Así fue que llegamos al gran foso que los marcianos habían construido en lo alto de Primrose Hill. Este foso, el más grande de todos, se había convertido en el centro de sus operaciones contra Londres. Las fortificaciones de tierra cubrían toda la cresta de la colina y se prolongaban hacia abajo, en el lado más alejado. En el centro de ellas estaba el proyectil que había aterrizado primero, pero por todas partes había evidencias de que el foso había sido ensanchado y fortificado posteriormente.
Aquí se encontraba el arsenal de los marcianos. Aquí habían traído sus máquinas de guerra y las arañas mecánicas. Y aquí, diseminados por todas partes, estaban los cuerpos de los marcianos muertos.

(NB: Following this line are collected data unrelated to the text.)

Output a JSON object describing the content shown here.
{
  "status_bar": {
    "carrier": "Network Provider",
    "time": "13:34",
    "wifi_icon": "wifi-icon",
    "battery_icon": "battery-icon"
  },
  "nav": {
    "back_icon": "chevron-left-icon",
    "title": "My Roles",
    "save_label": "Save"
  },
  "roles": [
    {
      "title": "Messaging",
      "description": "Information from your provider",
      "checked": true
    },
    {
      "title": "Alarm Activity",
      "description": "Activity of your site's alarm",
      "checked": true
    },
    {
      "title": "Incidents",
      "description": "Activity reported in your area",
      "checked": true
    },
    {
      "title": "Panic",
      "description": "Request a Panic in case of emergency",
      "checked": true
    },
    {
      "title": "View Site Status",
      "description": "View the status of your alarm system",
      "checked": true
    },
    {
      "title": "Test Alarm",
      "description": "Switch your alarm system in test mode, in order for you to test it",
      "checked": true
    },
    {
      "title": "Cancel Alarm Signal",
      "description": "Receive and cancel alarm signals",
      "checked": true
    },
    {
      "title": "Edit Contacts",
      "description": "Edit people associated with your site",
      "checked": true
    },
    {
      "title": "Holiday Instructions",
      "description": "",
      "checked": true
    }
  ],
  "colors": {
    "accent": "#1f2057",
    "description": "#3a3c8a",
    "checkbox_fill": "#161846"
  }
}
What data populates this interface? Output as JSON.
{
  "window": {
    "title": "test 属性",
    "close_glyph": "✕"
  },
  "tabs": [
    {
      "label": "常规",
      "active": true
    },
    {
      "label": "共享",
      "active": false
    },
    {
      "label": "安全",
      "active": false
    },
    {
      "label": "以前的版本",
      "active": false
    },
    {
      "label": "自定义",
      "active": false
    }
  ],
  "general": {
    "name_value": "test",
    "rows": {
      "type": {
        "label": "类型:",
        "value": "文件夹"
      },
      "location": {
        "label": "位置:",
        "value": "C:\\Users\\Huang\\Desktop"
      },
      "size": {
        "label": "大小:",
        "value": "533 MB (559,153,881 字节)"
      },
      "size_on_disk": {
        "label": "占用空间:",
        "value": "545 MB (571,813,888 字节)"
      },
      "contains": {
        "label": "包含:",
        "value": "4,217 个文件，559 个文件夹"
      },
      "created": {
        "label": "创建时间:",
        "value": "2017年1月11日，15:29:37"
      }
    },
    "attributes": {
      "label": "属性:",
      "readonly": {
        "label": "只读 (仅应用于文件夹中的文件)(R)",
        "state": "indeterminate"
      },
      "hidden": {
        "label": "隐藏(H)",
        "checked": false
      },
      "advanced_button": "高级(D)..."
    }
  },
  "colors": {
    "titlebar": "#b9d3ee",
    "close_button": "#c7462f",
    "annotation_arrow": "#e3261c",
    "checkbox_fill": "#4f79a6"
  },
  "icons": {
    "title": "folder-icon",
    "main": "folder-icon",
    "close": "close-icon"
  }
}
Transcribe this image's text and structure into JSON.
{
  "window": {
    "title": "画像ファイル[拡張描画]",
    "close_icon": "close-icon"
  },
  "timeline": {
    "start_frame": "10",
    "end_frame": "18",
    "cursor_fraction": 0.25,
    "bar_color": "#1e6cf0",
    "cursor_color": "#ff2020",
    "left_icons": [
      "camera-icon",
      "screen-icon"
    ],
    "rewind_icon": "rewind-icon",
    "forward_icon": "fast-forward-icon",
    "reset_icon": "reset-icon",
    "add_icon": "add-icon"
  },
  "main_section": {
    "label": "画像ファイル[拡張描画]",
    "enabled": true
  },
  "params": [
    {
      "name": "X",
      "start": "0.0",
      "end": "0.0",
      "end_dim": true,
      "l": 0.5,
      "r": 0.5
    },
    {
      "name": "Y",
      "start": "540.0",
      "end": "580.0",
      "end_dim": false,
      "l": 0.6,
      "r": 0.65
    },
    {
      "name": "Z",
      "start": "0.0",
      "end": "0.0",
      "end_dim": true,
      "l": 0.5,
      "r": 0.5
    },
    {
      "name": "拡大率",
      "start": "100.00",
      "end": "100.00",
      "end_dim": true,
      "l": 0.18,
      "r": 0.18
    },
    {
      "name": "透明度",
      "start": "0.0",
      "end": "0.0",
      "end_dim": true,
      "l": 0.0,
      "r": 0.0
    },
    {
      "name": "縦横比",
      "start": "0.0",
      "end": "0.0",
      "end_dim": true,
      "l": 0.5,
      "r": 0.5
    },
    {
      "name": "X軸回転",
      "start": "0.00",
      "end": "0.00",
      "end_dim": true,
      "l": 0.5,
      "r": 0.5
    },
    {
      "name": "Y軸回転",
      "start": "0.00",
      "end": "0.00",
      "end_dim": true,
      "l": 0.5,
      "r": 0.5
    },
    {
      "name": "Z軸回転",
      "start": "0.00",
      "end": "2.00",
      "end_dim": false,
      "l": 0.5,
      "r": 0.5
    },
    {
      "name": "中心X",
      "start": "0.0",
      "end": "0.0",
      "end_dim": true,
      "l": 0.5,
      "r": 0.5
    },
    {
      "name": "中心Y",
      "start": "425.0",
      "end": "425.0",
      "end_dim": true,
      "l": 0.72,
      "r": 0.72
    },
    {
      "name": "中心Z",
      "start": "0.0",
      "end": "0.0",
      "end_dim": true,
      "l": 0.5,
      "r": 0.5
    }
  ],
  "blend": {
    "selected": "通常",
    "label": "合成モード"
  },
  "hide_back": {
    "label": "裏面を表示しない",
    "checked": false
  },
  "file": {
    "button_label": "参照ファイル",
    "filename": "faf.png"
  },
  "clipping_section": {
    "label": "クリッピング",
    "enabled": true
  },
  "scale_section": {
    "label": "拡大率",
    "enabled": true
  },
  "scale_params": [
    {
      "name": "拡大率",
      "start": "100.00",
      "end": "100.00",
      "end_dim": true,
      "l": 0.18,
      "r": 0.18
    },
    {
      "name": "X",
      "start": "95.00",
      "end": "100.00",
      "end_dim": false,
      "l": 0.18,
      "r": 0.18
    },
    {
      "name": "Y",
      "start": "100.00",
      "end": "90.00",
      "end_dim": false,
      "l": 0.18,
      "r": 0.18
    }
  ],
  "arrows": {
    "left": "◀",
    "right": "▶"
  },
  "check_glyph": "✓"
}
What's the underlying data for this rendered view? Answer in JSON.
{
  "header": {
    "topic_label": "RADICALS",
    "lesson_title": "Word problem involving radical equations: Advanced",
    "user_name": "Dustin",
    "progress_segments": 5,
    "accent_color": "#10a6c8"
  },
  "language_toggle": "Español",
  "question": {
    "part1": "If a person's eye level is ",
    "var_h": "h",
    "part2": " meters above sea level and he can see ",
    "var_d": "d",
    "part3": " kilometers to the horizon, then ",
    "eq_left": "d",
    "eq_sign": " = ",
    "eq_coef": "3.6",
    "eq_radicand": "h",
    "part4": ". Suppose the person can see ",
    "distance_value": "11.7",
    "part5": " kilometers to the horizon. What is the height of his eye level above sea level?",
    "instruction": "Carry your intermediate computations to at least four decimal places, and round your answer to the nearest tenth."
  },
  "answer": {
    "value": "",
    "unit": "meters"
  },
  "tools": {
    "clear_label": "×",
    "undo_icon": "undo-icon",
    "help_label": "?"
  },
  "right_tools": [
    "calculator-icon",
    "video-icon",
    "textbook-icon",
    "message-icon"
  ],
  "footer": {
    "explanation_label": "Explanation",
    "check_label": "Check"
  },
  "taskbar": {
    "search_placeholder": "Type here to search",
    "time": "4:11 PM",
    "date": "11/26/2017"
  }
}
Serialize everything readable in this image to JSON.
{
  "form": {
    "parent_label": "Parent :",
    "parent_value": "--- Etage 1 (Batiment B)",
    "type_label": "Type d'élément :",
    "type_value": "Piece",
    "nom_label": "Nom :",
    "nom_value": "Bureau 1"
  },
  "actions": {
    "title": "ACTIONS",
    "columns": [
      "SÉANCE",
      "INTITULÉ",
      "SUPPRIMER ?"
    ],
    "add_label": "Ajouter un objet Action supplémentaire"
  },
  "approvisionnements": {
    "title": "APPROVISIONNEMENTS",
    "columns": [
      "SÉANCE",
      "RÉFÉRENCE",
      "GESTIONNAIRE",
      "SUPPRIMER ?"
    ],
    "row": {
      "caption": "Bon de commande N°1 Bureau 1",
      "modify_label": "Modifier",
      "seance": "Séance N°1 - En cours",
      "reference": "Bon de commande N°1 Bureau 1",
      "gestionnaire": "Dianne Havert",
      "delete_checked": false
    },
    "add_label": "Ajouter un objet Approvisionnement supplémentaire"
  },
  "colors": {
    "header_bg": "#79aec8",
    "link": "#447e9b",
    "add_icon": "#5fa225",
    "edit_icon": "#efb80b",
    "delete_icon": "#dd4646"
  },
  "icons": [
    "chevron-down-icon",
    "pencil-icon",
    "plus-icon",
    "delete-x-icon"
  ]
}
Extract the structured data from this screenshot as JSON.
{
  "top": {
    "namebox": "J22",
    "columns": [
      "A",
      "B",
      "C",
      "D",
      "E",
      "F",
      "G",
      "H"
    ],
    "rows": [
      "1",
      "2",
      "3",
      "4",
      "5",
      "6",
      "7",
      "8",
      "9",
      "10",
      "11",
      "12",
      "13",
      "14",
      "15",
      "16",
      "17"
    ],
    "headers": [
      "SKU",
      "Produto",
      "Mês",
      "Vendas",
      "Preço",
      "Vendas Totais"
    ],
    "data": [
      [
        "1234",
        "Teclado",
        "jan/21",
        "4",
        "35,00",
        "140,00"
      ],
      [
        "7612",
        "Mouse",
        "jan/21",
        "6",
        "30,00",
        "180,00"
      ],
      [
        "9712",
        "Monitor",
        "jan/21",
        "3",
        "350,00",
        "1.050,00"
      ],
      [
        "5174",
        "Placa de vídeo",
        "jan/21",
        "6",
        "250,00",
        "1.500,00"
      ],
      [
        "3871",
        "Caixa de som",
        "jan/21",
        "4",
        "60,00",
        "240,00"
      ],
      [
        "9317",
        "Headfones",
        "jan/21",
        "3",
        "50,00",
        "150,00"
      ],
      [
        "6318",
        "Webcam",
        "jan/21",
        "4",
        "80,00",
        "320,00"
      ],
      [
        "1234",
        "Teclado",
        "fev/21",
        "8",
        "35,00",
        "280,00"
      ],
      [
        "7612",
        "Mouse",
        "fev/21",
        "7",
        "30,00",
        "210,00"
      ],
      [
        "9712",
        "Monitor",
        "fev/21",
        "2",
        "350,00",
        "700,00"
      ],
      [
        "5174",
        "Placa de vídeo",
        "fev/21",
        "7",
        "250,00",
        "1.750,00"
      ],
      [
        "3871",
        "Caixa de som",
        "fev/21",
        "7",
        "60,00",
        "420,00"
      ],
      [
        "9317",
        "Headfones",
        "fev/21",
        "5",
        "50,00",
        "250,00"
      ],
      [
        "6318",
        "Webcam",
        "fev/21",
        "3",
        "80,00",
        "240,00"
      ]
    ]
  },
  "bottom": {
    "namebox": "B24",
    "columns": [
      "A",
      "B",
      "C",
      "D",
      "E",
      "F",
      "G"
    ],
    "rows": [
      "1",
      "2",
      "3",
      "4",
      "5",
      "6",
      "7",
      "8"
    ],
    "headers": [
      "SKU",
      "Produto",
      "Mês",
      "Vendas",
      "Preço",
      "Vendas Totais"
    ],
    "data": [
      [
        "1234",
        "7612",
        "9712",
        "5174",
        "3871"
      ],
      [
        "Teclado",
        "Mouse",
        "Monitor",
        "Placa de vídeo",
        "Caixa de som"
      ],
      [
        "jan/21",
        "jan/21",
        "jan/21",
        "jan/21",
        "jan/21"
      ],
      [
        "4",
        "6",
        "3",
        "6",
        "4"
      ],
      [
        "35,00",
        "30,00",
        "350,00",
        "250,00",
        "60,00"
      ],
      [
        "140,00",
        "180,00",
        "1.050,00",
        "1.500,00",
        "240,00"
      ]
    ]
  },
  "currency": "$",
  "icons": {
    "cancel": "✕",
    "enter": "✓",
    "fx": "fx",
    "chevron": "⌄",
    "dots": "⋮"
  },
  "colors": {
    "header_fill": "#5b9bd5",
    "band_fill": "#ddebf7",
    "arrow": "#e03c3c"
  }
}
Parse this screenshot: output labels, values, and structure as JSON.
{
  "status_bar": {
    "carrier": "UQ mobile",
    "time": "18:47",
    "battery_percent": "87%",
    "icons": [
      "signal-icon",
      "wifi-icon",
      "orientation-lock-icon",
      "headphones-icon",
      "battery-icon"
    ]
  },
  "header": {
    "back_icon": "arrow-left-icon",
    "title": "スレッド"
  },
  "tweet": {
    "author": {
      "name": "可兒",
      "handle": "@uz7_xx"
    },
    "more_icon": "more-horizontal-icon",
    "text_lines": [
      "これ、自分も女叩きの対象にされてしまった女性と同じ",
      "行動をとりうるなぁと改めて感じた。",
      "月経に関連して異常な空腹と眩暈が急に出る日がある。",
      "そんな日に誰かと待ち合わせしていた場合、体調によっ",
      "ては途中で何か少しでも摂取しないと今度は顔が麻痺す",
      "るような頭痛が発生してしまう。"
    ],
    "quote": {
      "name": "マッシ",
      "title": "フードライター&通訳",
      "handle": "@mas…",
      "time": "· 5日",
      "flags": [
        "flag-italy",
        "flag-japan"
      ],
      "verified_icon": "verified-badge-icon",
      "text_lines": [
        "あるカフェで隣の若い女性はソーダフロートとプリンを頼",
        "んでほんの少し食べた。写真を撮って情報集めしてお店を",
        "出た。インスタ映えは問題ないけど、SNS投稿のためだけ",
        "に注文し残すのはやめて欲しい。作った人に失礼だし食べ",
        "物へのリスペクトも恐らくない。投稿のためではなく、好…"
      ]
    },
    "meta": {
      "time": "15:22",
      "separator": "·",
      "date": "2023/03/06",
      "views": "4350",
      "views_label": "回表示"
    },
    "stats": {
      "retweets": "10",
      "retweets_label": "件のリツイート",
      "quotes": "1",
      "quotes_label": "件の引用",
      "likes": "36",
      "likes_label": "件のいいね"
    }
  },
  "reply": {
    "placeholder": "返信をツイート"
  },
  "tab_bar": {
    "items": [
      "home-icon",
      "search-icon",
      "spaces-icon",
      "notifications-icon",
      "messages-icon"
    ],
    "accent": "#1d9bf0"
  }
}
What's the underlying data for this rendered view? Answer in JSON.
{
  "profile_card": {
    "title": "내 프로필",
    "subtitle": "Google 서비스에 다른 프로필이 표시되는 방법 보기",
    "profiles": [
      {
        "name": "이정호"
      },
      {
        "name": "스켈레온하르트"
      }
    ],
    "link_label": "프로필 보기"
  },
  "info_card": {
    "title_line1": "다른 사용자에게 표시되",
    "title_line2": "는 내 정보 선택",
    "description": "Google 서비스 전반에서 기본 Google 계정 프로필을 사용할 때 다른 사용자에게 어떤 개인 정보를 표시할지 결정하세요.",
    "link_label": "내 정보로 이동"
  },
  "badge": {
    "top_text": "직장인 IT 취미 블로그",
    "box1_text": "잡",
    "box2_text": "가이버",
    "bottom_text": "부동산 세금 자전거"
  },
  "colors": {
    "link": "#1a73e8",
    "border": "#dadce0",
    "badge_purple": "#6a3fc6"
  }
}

Algunos estaban tendidos en la boca del proyectil, con los tentáculos extendidos; otros simplemente yacían sobre el terreno. Otros, en un último y valiente esfuerzo por luchar contra un enemigo invisible, estaban dentro de las muchas máquinas de guerra que había por todas partes.
Mr. Wells hizo descender la Máquina del Espacio a corta distancia del foso, y desconectó la atenuación. Aterrizó en un lugar contra el viento, de modo que nos evitamos sufrir los peores efectos del horrible hedor que emanaba de esos seres. Al estar desconectada la atenuación, pudimos oír otra vez el grito de los marcianos agonizantes. Llegaba desde una de las máquinas de guerra que se encontraba junto al foso. El grito sonaba vacilante ahora, y muy débil. Vimos que los cuervos se mantenían a la espera, y en el mismo momento en que salimos de la Máquina del Espacio ese último grito de dolor cesó.